Adının gizli kalmasını isteyen bir cezaevi arkadaşı ise, Erdal Eren’in idam kararının okunduğu duruşmada giydiği ve cep astarlarında hâlâ tütün artıkları bulunan “Gümeli” marka eskimiş kahverengi ceketini hiç eksiksiz 30 yıl özenle sakladıktan sonra ağabey Erkan Eren’e vermişti (2010).

ERCAN KOCA

15 Aralık 1980 – Erdal Eren’in idamını duyar duymaz, aynı gün saat 17.00’de Demetevler’de (Yenimahalle, Ankara), “Erdal Eren’in katili faşist cuntadan hesap sorulacak. YDGF” yazılı bir pankart asarken gözaltına alınan üniversite öğrencisi Ercan Koca da (17); önce Yenimahalle Polis Karakolu’nda, sonra Etimesgut Zırhlı Birlikler Komutanlığ’nda iki gün boyunca gördüğü yoğun işkence sonucu zoraki götürüldüğü Gülhane Askeri Tıp Akademisi’nde (GATA) yaşamını yitirdi. “Pankartı bizzat kendisine indirtmek için zor kullandık” diyen Üsteğman Yaşar Kunduh da, öteki işkenceciler de yargılanmadı, ceza almadı. Ankara 4’üncü Kolordu Komutanlığı Askeri Mahkemesi’ne göre; Ercan Koca, kaçarken yerlerin buzlu olması nedeniyle düşmüş, beyin zarı kanamasından ölmüştü. Ercan Koca’nın cenazesi, ailesine iki gün sonra verildi.

* * *

Bir militan koruma polisinin tabancasından çıkan tek kurşun.. Ölen dört genç fidan..

Sinan Suner.. Kimsesizler Mezarlığı’na gömülmek istenen Erdal Eren.. Ercan Koca.. 40 yıldır Karşıyaka Mezarlığı’nda (Yenimahalle, Ankara) birlikteler.
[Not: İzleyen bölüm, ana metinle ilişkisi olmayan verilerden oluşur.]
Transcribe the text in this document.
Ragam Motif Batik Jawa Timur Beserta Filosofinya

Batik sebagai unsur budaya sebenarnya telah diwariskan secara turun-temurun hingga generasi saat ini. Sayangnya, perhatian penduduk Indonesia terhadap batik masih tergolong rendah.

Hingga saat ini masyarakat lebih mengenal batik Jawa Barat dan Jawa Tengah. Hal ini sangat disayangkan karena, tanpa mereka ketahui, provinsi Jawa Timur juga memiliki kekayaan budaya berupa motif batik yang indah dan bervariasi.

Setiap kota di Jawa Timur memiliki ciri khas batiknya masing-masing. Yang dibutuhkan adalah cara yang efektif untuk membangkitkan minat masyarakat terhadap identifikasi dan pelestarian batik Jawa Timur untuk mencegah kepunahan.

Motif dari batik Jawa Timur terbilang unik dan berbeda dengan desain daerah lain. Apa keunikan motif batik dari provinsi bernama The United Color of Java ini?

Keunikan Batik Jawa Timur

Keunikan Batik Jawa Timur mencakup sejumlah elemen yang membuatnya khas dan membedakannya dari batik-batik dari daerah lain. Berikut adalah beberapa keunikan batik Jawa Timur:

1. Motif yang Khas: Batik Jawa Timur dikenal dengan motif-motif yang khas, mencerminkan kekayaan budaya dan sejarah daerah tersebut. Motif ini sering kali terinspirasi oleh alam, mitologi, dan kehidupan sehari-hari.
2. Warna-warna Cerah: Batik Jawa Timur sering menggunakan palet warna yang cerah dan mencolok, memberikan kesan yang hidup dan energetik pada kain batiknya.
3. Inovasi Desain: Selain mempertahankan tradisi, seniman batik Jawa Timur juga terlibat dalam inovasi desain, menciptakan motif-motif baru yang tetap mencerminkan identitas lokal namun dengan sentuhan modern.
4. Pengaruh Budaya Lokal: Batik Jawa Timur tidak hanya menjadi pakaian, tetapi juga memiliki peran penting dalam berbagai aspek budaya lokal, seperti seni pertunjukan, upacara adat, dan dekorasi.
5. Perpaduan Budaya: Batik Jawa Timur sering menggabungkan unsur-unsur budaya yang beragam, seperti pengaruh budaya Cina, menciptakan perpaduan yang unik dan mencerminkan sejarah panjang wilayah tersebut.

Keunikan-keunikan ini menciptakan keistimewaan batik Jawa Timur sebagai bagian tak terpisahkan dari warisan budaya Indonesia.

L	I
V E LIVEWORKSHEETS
Eren’in mezar taşında yazılı doğum tarihi, doğum kaydı olan 25 Eylül 1961.

Sivil yaşamında yeni evli bir dokuma ustası olan piyade er Zekeriya Önge ise yine 40 yıldır Gölova Mezarlığı’nda (Sivas) yatıyor.
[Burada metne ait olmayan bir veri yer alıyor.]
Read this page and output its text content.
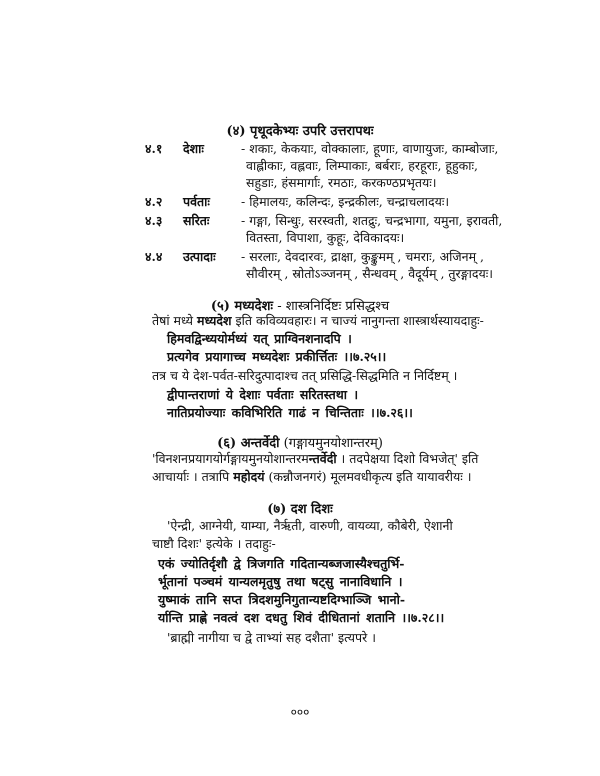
(४) पृथूदकेभ्यः उपरि उत्तरापथः
४.१ देशाः	- शकाः, केकयाः, वोक्कालाः, हूणाः, वाणायुजः, काम्बोजाः,
वाह्लीकाः, वह्लवाः, लिम्पाकाः, बर्बराः, हरहूराः, हूहुकाः,
सहुडाः, हंसमार्गाः, रमठाः, करकण्ठप्रभृतयः।
४.२ पर्वताः - हिमालयः, कलिन्दः, इन्द्रकीलः, चन्द्राचलादयः।
४.३ सरितः	- गङ्गा, सिन्धुः, सरस्वती, शतद्रुः, चन्द्रभागा, यमुना, इरावती,
वितस्ता, विपाशा, कुहूः, देविकादयः।
४.४ उत्पादाः - सरलाः, देवदारवः, द्राक्षा, कुङ्कुमम् , चमराः, अजिनम् ,
सौवीरम् , स्रोतोऽञ्जनम् , सैन्धवम् , वैदूर्यम् , तुरङ्गादयः।
(५) मध्यदेशः - शास्त्रनिर्दिष्टः प्रसिद्धश्च
तेषां मध्ये मध्यदेश इति कविव्यवहारः। न चाज्यं नानुगन्ता शास्त्रार्थस्यायदाहुः-
हिमवद्विन्ध्ययोर्मध्यं यत् प्राग्विनशनादपि ।
प्रत्यगेव प्रयागाच्च मध्यदेशः प्रकीर्त्तितः ।।७.२५।।
तत्र च ये देश-पर्वत-सरिदुत्पादाश्च तत् प्रसिद्धि-सिद्धमिति न निर्दिष्टम् ।
द्वीपान्तराणां ये देशाः पर्वताः सरितस्तथा ।
नातिप्रयोज्याः कविभिरिति गाढं न चिन्तिताः ।।७.२६।।
(६) अन्तर्वेदी (गङ्गायमुनयोशान्तरम्)
'विनशनप्रयागयोर्गङ्गायमुनयोशान्तरमन्तर्वेदी । तदपेक्षया दिशो विभजेत्' इति
आचार्याः । तत्रापि महोदयं (कन्नौजनगरं) मूलमवधीकृत्य इति यायावरीयः ।
(७) दश दिशः
'ऐन्द्री, आग्नेयी, याम्या, नैर्ऋती, वारुणी, वायव्या, कौबेरी, ऐशानी
चाष्टौ दिशः' इत्येके । तदाहुः-
एकं ज्योतिर्दृशौ द्वे त्रिजगति गदितान्यब्जजास्यैश्चतुर्भि-
र्भूतानां पञ्चमं यान्यलमृतुषु तथा षट्सु नानाविधानि ।
युष्माकं तानि सप्त त्रिदशमुनिगुतान्यष्टदिग्भाञ्जि भानो-
र्यान्ति प्राह्णे नवत्वं दश दधतु शिवं दीधितानां शतानि ।।७.२८।।
'ब्राह्मी नागीया च द्वे ताभ्यां सह दशैता' इत्यपरे ।
०००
Dördü de sürgit gönüllerde yaşayacak.

RESMİ BELGELER NE DİYOR?

Erdal Eren’in resmi kayıtlardaki ölüm nedeni “havasızlıktan ölüm” (!). Yaş bölümü ise “boş” bırakılmış.

Giresun Valiliği resmi internet sitesinin “Şehitlerimiz – TSK Çamoluk Şehitleri” bölümünde; piyade er Zekeriya Önge’nin ölüm nedeni ise önce “silah kazası”, sonra “teröristlerle çatışma”, daha sonra “iç güvenlik çatışması” ve en sonunda da “sehven silah kazası” olarak yazıldı (Günümüzde, beşinci kez değiştirilmiş, ”iç güvenlik çatışması” olarak yazılmıştır).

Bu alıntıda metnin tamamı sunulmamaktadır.